Alex Burghart

Atlas shrugs

Three new atlases of strange, improbable places show that, even with GPS, islands have a weird habit of appearing and disappearing

In his Forward Prize-winning collection of 2014, A Cartographer Tries to Map a Way to Zion, Kei Miller’s hero describes his craft thus: ‘My job is to imagine the widening/ of the unfamiliar and also/ the widening ache of it;/ to anticipate the ironic/ question: how did we find/ ourselves here.’ This bringing of the unfamiliar into scope looms large in three new collections of cartographic curiosities which tell us about places that never were, places we’ve never been and places we will never go to.

Edward Brooke-Hitching’s beautifully illustrated The Phantom Atlas presents the stories of over 50 locations that unwarrantedly found their way on to maps. In many cases these ‘places’ were the fault of misrecording and misreporting, the progeny of the weary confusion of those far from home. Having fixed themselves in one map, they were replicated and disseminated until such time as they were — like learned theorems — disproved. What is most remarkable is the sheer length of time for which some errors persisted. It might be expected that Edwardian explorers sent telegraphs proclaiming the anti-discovery of islands charted centuries earlier.
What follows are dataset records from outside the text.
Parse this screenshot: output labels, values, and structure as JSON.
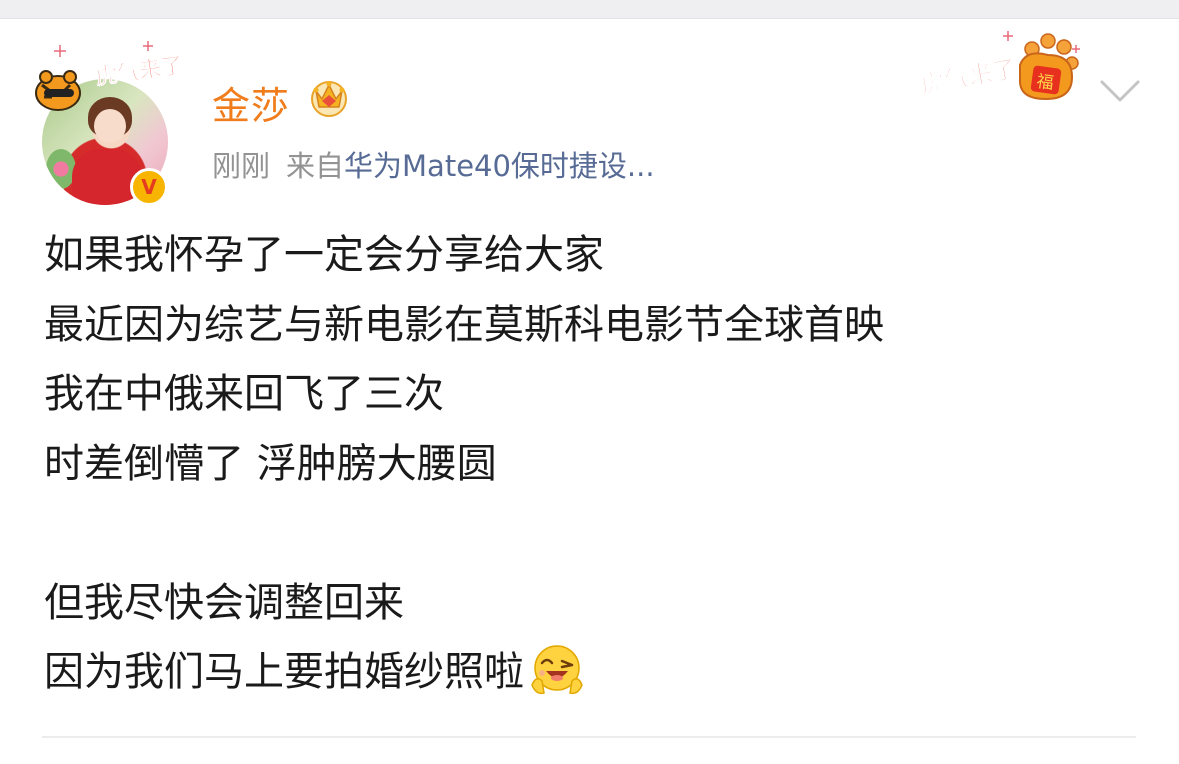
{
  "post": {
    "user": {
      "name": "金莎",
      "avatar_frame_text": "虎气来了",
      "verified_badge_letter": "V",
      "vip_icon": "crown-icon"
    },
    "meta": {
      "time": "刚刚",
      "source_prefix": "来自",
      "source_device": "华为Mate40保时捷设..."
    },
    "sticker_text": "虎气来了",
    "sticker_icon": "tiger-paw-fu-sticker-icon",
    "more_icon": "chevron-down-icon",
    "content_lines": [
      "如果我怀孕了一定会分享给大家",
      "最近因为综艺与新电影在莫斯科电影节全球首映",
      "我在中俄来回飞了三次",
      "时差倒懵了 浮肿膀大腰圆",
      "",
      "但我尽快会调整回来",
      "因为我们马上要拍婚纱照啦"
    ],
    "content_emoji": "laughing-wink-emoji-icon"
  },
  "colors": {
    "username": "#f07c1b",
    "meta_gray": "#939393",
    "link_blue": "#576b95",
    "body_text": "#1a1a1a",
    "badge_gold": "#f7b500",
    "badge_letter": "#e53b1f"
  }
}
It is, however, a little brain-boggling that the island of Bermeja (supposedly off the north coast of the Yucatán peninsula) was only finally eliminated from maps in 2009.
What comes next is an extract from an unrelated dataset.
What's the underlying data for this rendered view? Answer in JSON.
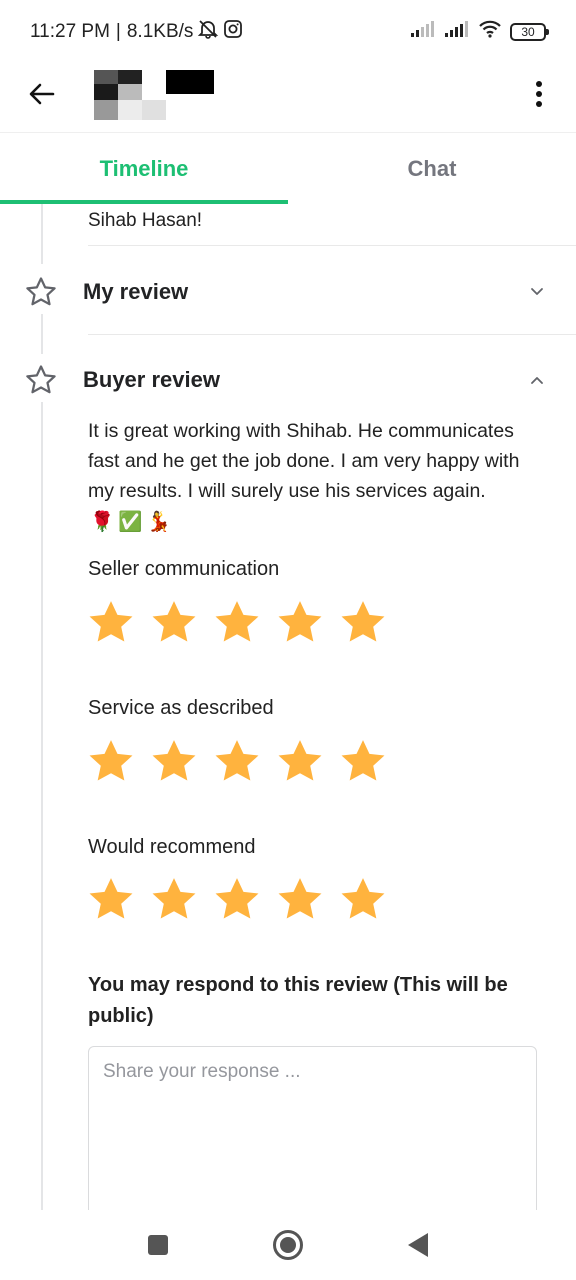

Brooke-Hitching’s book is, in part, an excursion into the minds of men imagining an as yet uncharted world — one in which Australia might have a large central sea — or reporting the confused rumours of earlier travellers. The medieval Icelandic Book of Settlements, the Landnámabók, recounted how a tenth-century explorer, Ari Marsson, had a ship which was driven by a tempest to a place near Vinland, which he called Greater Ireland. Stories of this island spread and somehow caused it to appear in the works of the 12th-century Arab geographer, Muhammad al-Idrisi.

Among Brooke-Hitching’s subjects is a detailed dive into the world of the Nuremberg Chronicle Map.